André est assis et garde cette prise de guerre bec et ongles en lançant son regard le plus noir contre toute tentative d'approche.
Et nous voilà installés pour un voyage confortable alors que le pauvre Alex se cherche désespérément une place, qu'il finira par trouver quelques instants plus tard.
À la gare de Nanu Oya, une meute de Chinois envahit le train. Y a-t-il un spécialiste des maladies mentales dans ce wagon ?

Le calme est anéanti par des hurlements extasiés à chaque fois que quelque chose se passe. Un chien sur la voie, un enfant sur le quai, un corbeau sur un fil, absolument tout est source de cris, d'agitation et de photos. Une petite fille qui sommeillait dans les bras de son papa est devenue leur nouvelle source d'inspiration. Tout le monde se jette sur elle, elle est attrapée par des dizaines de femmes hystériques qui se font prendre en photo avec elle.
Chaque tunnel est source de hurlements et ils rivalisent d'imagination et d'imprudence pour faire des photos insensées au risque de tomber du train. 

En attendant notre arrivée salvatrice, nous profitons d'un paysage incroyable. Les plantations de thé sont accrochées aux montagnes, quelques cueilleuses sont disséminées dans l'immensité vert tendre et les cimes se succèdent. Le petit train s'accroche au flanc de la montagne et grimpe vaillamment à 20 km/h, une vitesse propice à la contemplation et aux photos. Aucune route ne passe par ici, il faut emprunter ce tortillard pour avoir le privilège de ce spectacle grandiose.

Enfin, au bout de deux heures nous arrivons en gare d'Haputale.

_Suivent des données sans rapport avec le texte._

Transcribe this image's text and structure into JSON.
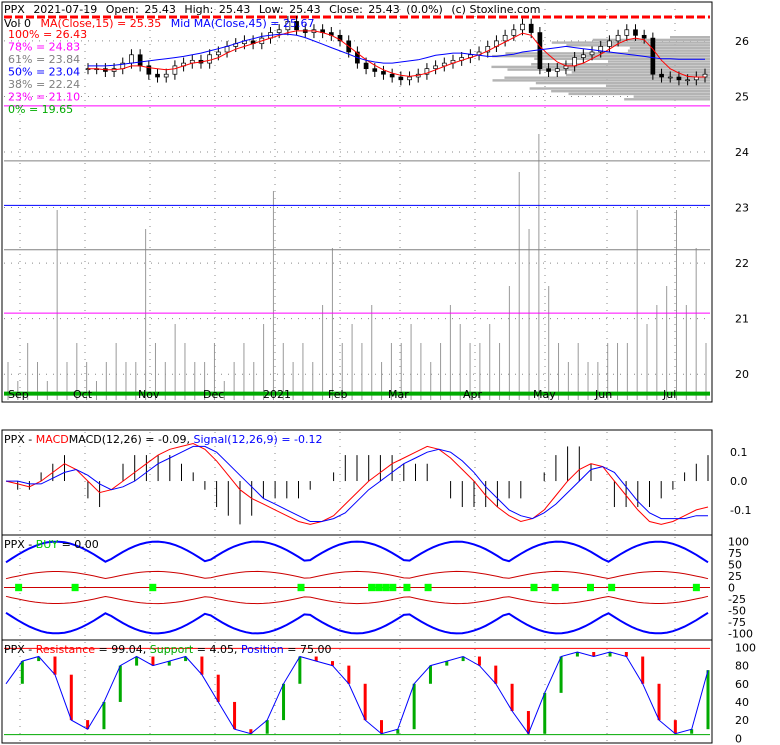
{
  "header": {
    "symbol": "PPX",
    "date": "2021-07-19",
    "open_label": "Open:",
    "open": "25.43",
    "high_label": "High:",
    "high": "25.43",
    "low_label": "Low:",
    "low": "25.43",
    "close_label": "Close:",
    "close": "25.43",
    "change": "(0.0%)",
    "copyright": "(c) Stoxline.com"
  },
  "legend": {
    "vol": "Vol 0",
    "ma_label": "MA(Close,15) = 25.35",
    "mid_ma_label": "Mid MA(Close,45) = 25.67"
  },
  "colors": {
    "background": "#ffffff",
    "price_candle": "#000000",
    "ma15": "#ff0000",
    "ma45": "#0000ff",
    "fib_100": "#ff0000",
    "fib_0": "#00aa00",
    "volume_profile": "#b4b4b4",
    "buy_signal": "#00ff00",
    "resistance": "#ff0000",
    "support": "#00aa00",
    "position": "#0000ff"
  },
  "chart_data": [
    {
      "type": "candlestick",
      "panel": "price",
      "ylim": [
        19.5,
        26.7
      ],
      "y_ticks": [
        20,
        21,
        22,
        23,
        24,
        25,
        26
      ],
      "x_tick_labels": [
        "Sep",
        "Oct",
        "Nov",
        "Dec",
        "2021",
        "Feb",
        "Mar",
        "Apr",
        "May",
        "Jun",
        "Jul"
      ],
      "fib_levels": [
        {
          "label": "100% = 26.43",
          "value": 26.43,
          "color": "#ff0000"
        },
        {
          "label": "78% = 24.83",
          "value": 24.83,
          "color": "#ff00ff"
        },
        {
          "label": "61% = 23.84",
          "value": 23.84,
          "color": "#808080"
        },
        {
          "label": "50% = 23.04",
          "value": 23.04,
          "color": "#0000ff"
        },
        {
          "label": "38% = 22.24",
          "value": 22.24,
          "color": "#808080"
        },
        {
          "label": "23% = 21.10",
          "value": 21.1,
          "color": "#ff00ff"
        },
        {
          "label": "0% = 19.65",
          "value": 19.65,
          "color": "#00aa00"
        }
      ],
      "close_series": [
        25.5,
        25.5,
        25.45,
        25.5,
        25.6,
        25.75,
        25.55,
        25.4,
        25.35,
        25.4,
        25.55,
        25.6,
        25.65,
        25.6,
        25.75,
        25.8,
        25.9,
        25.95,
        26.0,
        25.95,
        26.05,
        26.15,
        26.2,
        26.35,
        26.2,
        26.15,
        26.2,
        26.15,
        26.1,
        26.0,
        25.8,
        25.6,
        25.5,
        25.45,
        25.4,
        25.35,
        25.3,
        25.35,
        25.4,
        25.5,
        25.55,
        25.6,
        25.65,
        25.7,
        25.75,
        25.8,
        25.9,
        26.0,
        26.1,
        26.2,
        26.3,
        26.15,
        25.5,
        25.45,
        25.5,
        25.55,
        25.7,
        25.75,
        25.8,
        25.9,
        26.0,
        26.1,
        26.2,
        26.1,
        26.05,
        25.4,
        25.35,
        25.35,
        25.3,
        25.3,
        25.35,
        25.4
      ],
      "ma15_series": [
        25.5,
        25.5,
        25.48,
        25.48,
        25.5,
        25.55,
        25.55,
        25.52,
        25.5,
        25.48,
        25.5,
        25.55,
        25.6,
        25.62,
        25.65,
        25.7,
        25.78,
        25.85,
        25.9,
        25.95,
        26.0,
        26.05,
        26.1,
        26.15,
        26.18,
        26.18,
        26.18,
        26.15,
        26.1,
        26.02,
        25.9,
        25.78,
        25.66,
        25.56,
        25.48,
        25.42,
        25.38,
        25.36,
        25.38,
        25.42,
        25.48,
        25.54,
        25.6,
        25.65,
        25.7,
        25.75,
        25.82,
        25.9,
        25.98,
        26.06,
        26.14,
        26.1,
        25.9,
        25.75,
        25.62,
        25.55,
        25.55,
        25.6,
        25.68,
        25.76,
        25.85,
        25.95,
        26.02,
        26.05,
        26.02,
        25.85,
        25.65,
        25.5,
        25.42,
        25.36,
        25.35,
        25.35
      ],
      "ma45_series": [
        25.55,
        25.55,
        25.55,
        25.56,
        25.58,
        25.6,
        25.62,
        25.64,
        25.66,
        25.68,
        25.7,
        25.72,
        25.75,
        25.78,
        25.82,
        25.86,
        25.9,
        25.95,
        26.0,
        26.04,
        26.08,
        26.1,
        26.12,
        26.12,
        26.1,
        26.06,
        26.0,
        25.94,
        25.88,
        25.82,
        25.76,
        25.7,
        25.65,
        25.62,
        25.6,
        25.6,
        25.62,
        25.64,
        25.66,
        25.7,
        25.74,
        25.76,
        25.78,
        25.78,
        25.76,
        25.74,
        25.72,
        25.72,
        25.74,
        25.76,
        25.8,
        25.82,
        25.84,
        25.86,
        25.88,
        25.9,
        25.88,
        25.86,
        25.84,
        25.82,
        25.8,
        25.78,
        25.76,
        25.74,
        25.72,
        25.7,
        25.68,
        25.68,
        25.67,
        25.67,
        25.67,
        25.67
      ],
      "volume_series": [
        0.2,
        0.1,
        0.3,
        0.2,
        0.1,
        1.0,
        0.2,
        0.3,
        0.2,
        0.1,
        0.2,
        0.3,
        0.2,
        0.2,
        0.9,
        0.3,
        0.2,
        0.4,
        0.3,
        0.2,
        0.2,
        0.3,
        0.1,
        0.2,
        0.3,
        0.2,
        0.4,
        1.1,
        0.3,
        0.2,
        0.3,
        0.2,
        0.5,
        0.8,
        0.3,
        0.4,
        0.3,
        0.5,
        0.2,
        0.3,
        0.3,
        0.4,
        0.3,
        0.2,
        0.3,
        0.5,
        0.4,
        0.3,
        0.3,
        0.4,
        0.3,
        0.6,
        1.2,
        0.9,
        1.4,
        0.6,
        0.3,
        0.2,
        0.3,
        0.2,
        0.2,
        0.3,
        0.3,
        0.3,
        1.0,
        0.4,
        0.5,
        0.6,
        1.0,
        0.5,
        0.8,
        0.3
      ],
      "volume_profile_note": "horizontal grey bars near right edge, price band 25.2–26.4"
    },
    {
      "type": "line",
      "panel": "macd",
      "label": "PPX - MACDMACD(12,26) = -0.09, Signal(12,26,9) = -0.12",
      "ylim": [
        -0.18,
        0.17
      ],
      "y_ticks": [
        0.1,
        0.0,
        -0.1
      ],
      "macd_series": [
        0.0,
        -0.01,
        -0.02,
        0.0,
        0.03,
        0.06,
        0.04,
        0.0,
        -0.04,
        -0.03,
        0.0,
        0.03,
        0.06,
        0.09,
        0.11,
        0.12,
        0.13,
        0.11,
        0.07,
        0.02,
        -0.03,
        -0.06,
        -0.08,
        -0.1,
        -0.12,
        -0.14,
        -0.15,
        -0.14,
        -0.12,
        -0.08,
        -0.04,
        0.0,
        0.03,
        0.06,
        0.08,
        0.1,
        0.12,
        0.11,
        0.08,
        0.04,
        0.0,
        -0.05,
        -0.09,
        -0.12,
        -0.14,
        -0.13,
        -0.1,
        -0.05,
        0.0,
        0.04,
        0.06,
        0.05,
        0.0,
        -0.05,
        -0.1,
        -0.14,
        -0.15,
        -0.14,
        -0.12,
        -0.1,
        -0.09
      ],
      "signal_series": [
        0.0,
        0.0,
        -0.01,
        -0.01,
        0.01,
        0.03,
        0.04,
        0.02,
        -0.01,
        -0.03,
        -0.02,
        0.0,
        0.03,
        0.06,
        0.08,
        0.1,
        0.12,
        0.12,
        0.1,
        0.06,
        0.02,
        -0.02,
        -0.06,
        -0.08,
        -0.1,
        -0.12,
        -0.14,
        -0.14,
        -0.13,
        -0.11,
        -0.07,
        -0.03,
        0.0,
        0.03,
        0.06,
        0.08,
        0.1,
        0.11,
        0.1,
        0.07,
        0.03,
        -0.02,
        -0.06,
        -0.1,
        -0.12,
        -0.13,
        -0.11,
        -0.08,
        -0.04,
        0.0,
        0.04,
        0.05,
        0.03,
        -0.02,
        -0.07,
        -0.11,
        -0.13,
        -0.13,
        -0.13,
        -0.12,
        -0.12
      ]
    },
    {
      "type": "line",
      "panel": "buy",
      "label": "PPX - BUY = 0.00",
      "ylim": [
        -110,
        110
      ],
      "y_ticks": [
        100,
        75,
        50,
        25,
        0,
        -25,
        -50,
        -75,
        -100
      ],
      "buy_signal_positions": [
        0.02,
        0.1,
        0.21,
        0.42,
        0.52,
        0.53,
        0.54,
        0.55,
        0.57,
        0.6,
        0.75,
        0.78,
        0.83,
        0.86,
        0.98
      ]
    },
    {
      "type": "line",
      "panel": "position",
      "label": "PPX - Resistance = 99.04, Support = 4.05, Position = 75.00",
      "ylim": [
        -3,
        106
      ],
      "y_ticks": [
        100,
        80,
        60,
        40,
        20,
        0
      ],
      "position_series": [
        60,
        85,
        90,
        70,
        20,
        10,
        40,
        80,
        90,
        80,
        85,
        90,
        70,
        40,
        10,
        5,
        20,
        60,
        90,
        85,
        80,
        60,
        20,
        5,
        10,
        60,
        80,
        85,
        90,
        80,
        60,
        30,
        5,
        50,
        90,
        95,
        90,
        95,
        90,
        60,
        20,
        5,
        10,
        75
      ],
      "resistance_value": 99.04,
      "support_value": 4.05
    }
  ]
}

L'air y est frais, nous sommes dans les montagnes et un grand gaillard aux yeux explosés par une surconsommation de bétel nous tend une carte de visite avec le nom d'un hôtel où nous aurions aimé aller. Il nous embarque tous les sept dans un mini-bus et nous emmène à 1 minute de la gare.
Le Sri Lak domine toute la vallée, il ne faudra que quelques minutes pour négocier les prix à la baisse et profiter de nos chambres confortables.

Les filles ont hérité d'une chambre de Princesses, avec un énorme morceau de rocher qui émerge du mur et une vue directe sur toute la vallée. Une substantielle réduction de cette chambre de rêve nous a tous aidé à rester ensemble cette nuit.
La bière face aux nuages qui commencent à monter vers nous, le silence et l'air frais sont des récompenses que nous ne voudrions échanger pour rien au monde. Nous n'avons pas encore mal aux jambes, mais sommes épuisés par cette journée exténuante.
Avant 21h15 tout le monde rêve de ses exploits.